Derrière la villa, sur le plateau, une avenue de tilleuls s’approfondissait, double colonnade de troncs aux ramilles aiguës, emmantelés déjà de feuilles claires. L’allée qu’ombragent ces arbres menait jadis au château disparu. Antoinette l’appelait « mon cloître. » Agnès l’aimait parce qu’à ses deux bouts fuyait la campagne indéfinie.

Ils longèrent, au delà, les prairies du golf, encloses de chênes et de peupliers. Des barrières peintes en blanc les divisaient. Le velours dru des immenses gazons semblait faire le ciel plus léger, moelleux. Des joueurs épars, après avoir longuement visé, du coup sec d’un de leurs maillets, projetaient dans un sillon, au loin, une petite balle.

Jérôme eût volontiers appris les éléments de ce jeu puéril et malaisé. La faiblesse de son bras droit l’en privait. Antoinette et Agnès négligeaient les sports ; elles maniaient correctement une raquette de tennis ; mais elles préféraient, l’une, lire son office et dessiner ; l’autre, jouer du violoncelle et rêver.

Jérôme, en devisant, contemplait tour à tour sa mère et les deux jeunes filles, avec une joie paisible. Sa mère lui rappelait ces princesses radieuses qu’on voit, sur les tapisseries flamandes, marcher au milieu d’une futaie de roses, entre des oiseaux emparadisés.

Les clartés de l’espace et les couleurs des champs, les rires modulés des merles dans les cognassiers en fleurs, tout vibrait autour des chers visages.

Il se répétait, devant celui d’Antoinette, ce que disait d’elle, non sans malice, Agnès : « Une aurore sur une colline de neige. » Ni le blond cendré des cheveux n’arrêtait son attention, ni la fierté virginale des prunelles, ni la candeur du front bombé, la finesse des lèvres, le timbre cristallin de la voix. Chez elle, l’âme dévorait les apparences ; sa tournure svelte et intelligente parlait moins aux yeux qu’à l’esprit. Jérôme la vénérait, sœur élue impossible à perdre, distante de la terre comme le serait une forme d’ange de l’herbe où elle semblerait poser ses pieds.

Elle appartenait pourtant à ce bas monde et n’en souffrait point.
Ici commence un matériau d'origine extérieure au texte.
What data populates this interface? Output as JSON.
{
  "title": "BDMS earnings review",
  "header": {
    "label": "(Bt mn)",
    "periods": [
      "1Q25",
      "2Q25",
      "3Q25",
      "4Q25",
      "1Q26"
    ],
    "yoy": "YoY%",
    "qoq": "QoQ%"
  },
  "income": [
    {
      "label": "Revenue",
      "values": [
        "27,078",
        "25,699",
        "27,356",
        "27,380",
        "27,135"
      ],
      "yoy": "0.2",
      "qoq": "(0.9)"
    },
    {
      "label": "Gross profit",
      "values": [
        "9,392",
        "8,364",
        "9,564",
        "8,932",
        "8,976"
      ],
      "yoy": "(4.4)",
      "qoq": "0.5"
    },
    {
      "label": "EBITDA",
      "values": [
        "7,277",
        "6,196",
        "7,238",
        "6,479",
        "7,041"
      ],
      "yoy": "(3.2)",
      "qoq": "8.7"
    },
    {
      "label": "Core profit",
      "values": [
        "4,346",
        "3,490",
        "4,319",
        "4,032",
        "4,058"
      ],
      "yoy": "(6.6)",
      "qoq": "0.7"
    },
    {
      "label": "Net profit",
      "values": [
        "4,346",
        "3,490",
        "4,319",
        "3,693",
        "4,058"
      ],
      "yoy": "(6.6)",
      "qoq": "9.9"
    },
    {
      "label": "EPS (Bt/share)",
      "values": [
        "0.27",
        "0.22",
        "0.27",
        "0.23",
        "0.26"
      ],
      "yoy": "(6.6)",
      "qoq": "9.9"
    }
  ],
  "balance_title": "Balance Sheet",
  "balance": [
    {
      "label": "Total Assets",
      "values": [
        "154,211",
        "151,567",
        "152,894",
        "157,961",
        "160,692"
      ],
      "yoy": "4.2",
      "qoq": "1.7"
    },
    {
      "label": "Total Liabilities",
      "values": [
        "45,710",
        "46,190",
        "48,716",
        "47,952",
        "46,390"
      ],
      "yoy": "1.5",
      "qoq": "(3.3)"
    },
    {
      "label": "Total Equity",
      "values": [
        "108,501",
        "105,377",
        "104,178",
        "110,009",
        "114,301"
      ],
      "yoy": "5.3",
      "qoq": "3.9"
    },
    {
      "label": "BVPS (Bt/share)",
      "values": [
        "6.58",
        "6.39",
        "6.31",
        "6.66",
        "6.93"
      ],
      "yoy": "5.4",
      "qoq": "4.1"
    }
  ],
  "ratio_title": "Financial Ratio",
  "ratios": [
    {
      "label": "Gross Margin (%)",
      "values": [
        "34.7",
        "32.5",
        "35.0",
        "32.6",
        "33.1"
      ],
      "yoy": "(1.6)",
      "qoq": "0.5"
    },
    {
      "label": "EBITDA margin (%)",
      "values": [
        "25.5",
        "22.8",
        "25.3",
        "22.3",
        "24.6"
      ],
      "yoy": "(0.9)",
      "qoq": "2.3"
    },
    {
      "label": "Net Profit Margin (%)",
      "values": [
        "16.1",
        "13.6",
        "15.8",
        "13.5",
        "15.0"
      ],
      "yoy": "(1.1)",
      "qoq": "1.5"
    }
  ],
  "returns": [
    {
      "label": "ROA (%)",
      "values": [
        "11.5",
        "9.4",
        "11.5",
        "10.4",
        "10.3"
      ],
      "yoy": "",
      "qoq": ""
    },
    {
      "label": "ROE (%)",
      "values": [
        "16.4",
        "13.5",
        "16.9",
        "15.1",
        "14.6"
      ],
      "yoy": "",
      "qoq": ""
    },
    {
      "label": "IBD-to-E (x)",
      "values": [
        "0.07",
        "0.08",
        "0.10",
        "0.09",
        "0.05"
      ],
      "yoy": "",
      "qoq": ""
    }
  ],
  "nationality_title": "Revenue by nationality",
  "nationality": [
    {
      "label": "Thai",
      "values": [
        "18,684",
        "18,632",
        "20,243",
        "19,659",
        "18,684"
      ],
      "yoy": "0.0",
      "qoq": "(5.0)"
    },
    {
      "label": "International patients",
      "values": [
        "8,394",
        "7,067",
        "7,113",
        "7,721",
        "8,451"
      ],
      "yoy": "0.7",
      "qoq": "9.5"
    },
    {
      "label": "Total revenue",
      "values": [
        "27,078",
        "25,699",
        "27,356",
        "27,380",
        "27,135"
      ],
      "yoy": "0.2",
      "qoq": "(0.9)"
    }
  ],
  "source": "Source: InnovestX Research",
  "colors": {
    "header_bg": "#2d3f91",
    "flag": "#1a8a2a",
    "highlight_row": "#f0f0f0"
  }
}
Plus d’un menu défaut la dénonçait fille d’Ève : ses aptitudes à diriger se tournaient en minuties parfois taquines ; le sens du parfait lui rendait choquantes les imperfections des autres ; elle s’oubliait à relever les ridicules même de gens qu’elle respectait ; elle excellait aux caricatures, et quelque vanité se mêlait au plaisir d’exercer son enjouement. Tout à l’heure, ne comparait-elle pas le vieux curé de Garches, rond, bedonnant dans sa chaire, avec son crâne pointu et rose, « à un œuf dans un coquetier » ?

Cette innocente facétie avait mis passagèrement Agnès en gaîté. A présent elle retombait dans un silence mélancolique. Songeait-elle à sa mère ? Son deuil n’était pas vieux de plus de trois mois ; sans doute l’ombre de la morte se levait dans l’allégresse du ciel et tendait sur ce jour de fête un crêpe.

Mme Élise lui avait donné, pour se distraire, un vieux roman français, la princesse de Clèves ; ce livre l’ayant autrefois charmée, parce qu’il l’aidait à sentir l’inanité des passions. Antoinette aussi l’avait parcouru. Jérôme lui demanda ce qu’elle en pensait.

— La fin me plaît, répondit-elle. Mme de Clèves pourrait être, selon le monde, heureuse ; elle choisit la voie où l’on renonce. C’est très bien.